Come già sai, esordii nel mondo del lavoro presso un fabbro di Bellano, avevo 13 anni quando imparai da lui a forgiare i chiodi: erano grossi chiodi a sezione quadra che si impiegavano per abbellire portoni importanti dando loro un aspetto quasi minaccioso. Ebbene, il Cechintulee, così chiamavano quel fabbro, possedeva una Guzzi Sport 15 mentre dirimpetto Giorgio il macellaio aveva una Gilera. Tra i due erano continui sfottò, addirittura il Cechin lasciava la moto accesa sul cavalletto, metteva il manettino a tutto ritardo e la moto scandiva un minimo che permetteva di contare i giri! La lasciava cantare così per delle ore, perché la Gilera di Giorgio non teneva per niente il minimo!                                                                                                                                                                           Un giorno di febbraio, essendoci poco lavoro, chiesi a Cechin di lasciarmi in vacanza. Era il periodo del pesce persico e presso le rocce sotto casa mia ne brulicavano parecchi. Il tempo è splendido, siamo a fine febbraio, spira leggera la Breva da cui mi ripara il promontorio di Morcate. Ho ai piedi gli zoccoli e lascio in casa la giacca, armato di canna, lenza, vermi e sacchetto per le prede, seduto su un grosso sasso, ho già fatto un buon bottino quando mi distrae un rombo sulla statale: è un manipolo di collaudatori della Moto Guzzi, ciascuno a bordo di motocarrozzini trialce. Ritto sul sasso riesco a vederli, d’un tratto uno dei collaudatori perde il controllo, sbanda e finisce nel lago. L’acqua è profonda, lui bardato di tutto punto con casco, giubba in cuoio, stivali e guanti annaspa disperato faticando parecchio per rimanere a galla. Io già mi son tolto tutto quanto avevo indosso, mi tuffo e, conoscendo perfettamente il fondale, lo aiuto a mettersi in salvo.

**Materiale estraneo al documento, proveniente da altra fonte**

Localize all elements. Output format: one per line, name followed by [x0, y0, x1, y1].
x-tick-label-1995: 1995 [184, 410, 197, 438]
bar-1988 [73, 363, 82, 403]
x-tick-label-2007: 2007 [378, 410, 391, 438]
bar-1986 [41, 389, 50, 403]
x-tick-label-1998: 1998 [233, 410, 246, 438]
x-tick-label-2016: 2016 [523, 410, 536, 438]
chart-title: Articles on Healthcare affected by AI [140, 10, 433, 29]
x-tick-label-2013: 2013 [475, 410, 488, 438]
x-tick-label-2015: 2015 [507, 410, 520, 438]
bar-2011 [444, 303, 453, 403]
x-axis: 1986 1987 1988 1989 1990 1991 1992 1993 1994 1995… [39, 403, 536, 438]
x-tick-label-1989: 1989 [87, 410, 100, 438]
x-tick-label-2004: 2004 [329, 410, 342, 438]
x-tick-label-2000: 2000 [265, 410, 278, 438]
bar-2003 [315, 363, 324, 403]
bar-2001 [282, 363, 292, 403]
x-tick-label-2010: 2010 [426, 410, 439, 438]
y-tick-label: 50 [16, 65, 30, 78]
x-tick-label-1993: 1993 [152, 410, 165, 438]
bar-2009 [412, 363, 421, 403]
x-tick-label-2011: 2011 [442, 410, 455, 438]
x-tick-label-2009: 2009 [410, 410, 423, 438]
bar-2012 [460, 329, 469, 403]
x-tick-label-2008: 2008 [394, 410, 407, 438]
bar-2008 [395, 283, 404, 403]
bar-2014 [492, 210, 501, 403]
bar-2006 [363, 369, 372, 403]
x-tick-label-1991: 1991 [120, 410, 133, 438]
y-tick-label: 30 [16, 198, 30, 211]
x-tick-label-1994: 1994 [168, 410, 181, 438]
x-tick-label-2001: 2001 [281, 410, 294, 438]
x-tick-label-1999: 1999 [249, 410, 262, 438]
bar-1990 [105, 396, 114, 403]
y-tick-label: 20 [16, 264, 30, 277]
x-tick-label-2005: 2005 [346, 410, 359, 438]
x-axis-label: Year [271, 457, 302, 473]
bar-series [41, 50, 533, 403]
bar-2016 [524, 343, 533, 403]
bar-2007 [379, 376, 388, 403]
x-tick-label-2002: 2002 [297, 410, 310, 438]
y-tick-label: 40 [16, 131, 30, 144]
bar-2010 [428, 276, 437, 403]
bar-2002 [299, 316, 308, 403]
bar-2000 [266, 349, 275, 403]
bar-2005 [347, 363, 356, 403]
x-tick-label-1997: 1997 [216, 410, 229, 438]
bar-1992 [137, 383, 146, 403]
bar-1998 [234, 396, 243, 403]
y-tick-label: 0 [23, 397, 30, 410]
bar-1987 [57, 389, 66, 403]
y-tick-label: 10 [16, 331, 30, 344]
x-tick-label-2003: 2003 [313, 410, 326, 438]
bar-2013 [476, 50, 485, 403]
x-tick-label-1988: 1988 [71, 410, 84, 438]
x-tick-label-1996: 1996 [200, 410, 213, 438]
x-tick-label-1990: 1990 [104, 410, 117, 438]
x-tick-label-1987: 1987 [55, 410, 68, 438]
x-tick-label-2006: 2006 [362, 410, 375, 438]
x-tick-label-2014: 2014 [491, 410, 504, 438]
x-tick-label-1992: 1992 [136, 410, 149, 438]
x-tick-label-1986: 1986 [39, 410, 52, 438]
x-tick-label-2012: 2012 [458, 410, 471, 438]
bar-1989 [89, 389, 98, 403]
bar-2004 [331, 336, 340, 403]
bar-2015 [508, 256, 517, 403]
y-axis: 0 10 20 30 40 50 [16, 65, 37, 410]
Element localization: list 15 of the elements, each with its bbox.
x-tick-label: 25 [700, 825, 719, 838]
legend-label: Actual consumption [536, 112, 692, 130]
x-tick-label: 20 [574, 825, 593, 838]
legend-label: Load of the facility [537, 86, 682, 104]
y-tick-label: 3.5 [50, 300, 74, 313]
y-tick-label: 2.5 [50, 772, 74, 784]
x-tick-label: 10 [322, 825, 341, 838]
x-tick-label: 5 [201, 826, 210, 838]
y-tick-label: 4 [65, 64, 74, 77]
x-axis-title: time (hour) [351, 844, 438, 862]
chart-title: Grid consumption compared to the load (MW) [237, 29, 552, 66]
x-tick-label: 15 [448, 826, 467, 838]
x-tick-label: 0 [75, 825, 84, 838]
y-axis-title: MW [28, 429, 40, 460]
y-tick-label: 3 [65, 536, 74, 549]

Tutto sommato è in buone condizioni, saliamo in casa mia, butto una fascina sulle braci del camino, una soffiatina e s’alza subito una fiammata ristoratrice. Salgo un momento in camera e mi rivesto con panni asciutti mentre il collaudatore bagnato si asciuga; i suoi colleghi si tolgono un indumento ciascuno e finalmente si riveste pure lui. Saprò più avanti che non tutti gli uomini che uscivano per far chilometri erano collaudatori, semplicemente, alla bisogna, si cercavano tra gli operai quelli che sapevano condurre una moto. Si fornivano loro indumenti idonei e li si avviava al seguito di qualche collaudatore.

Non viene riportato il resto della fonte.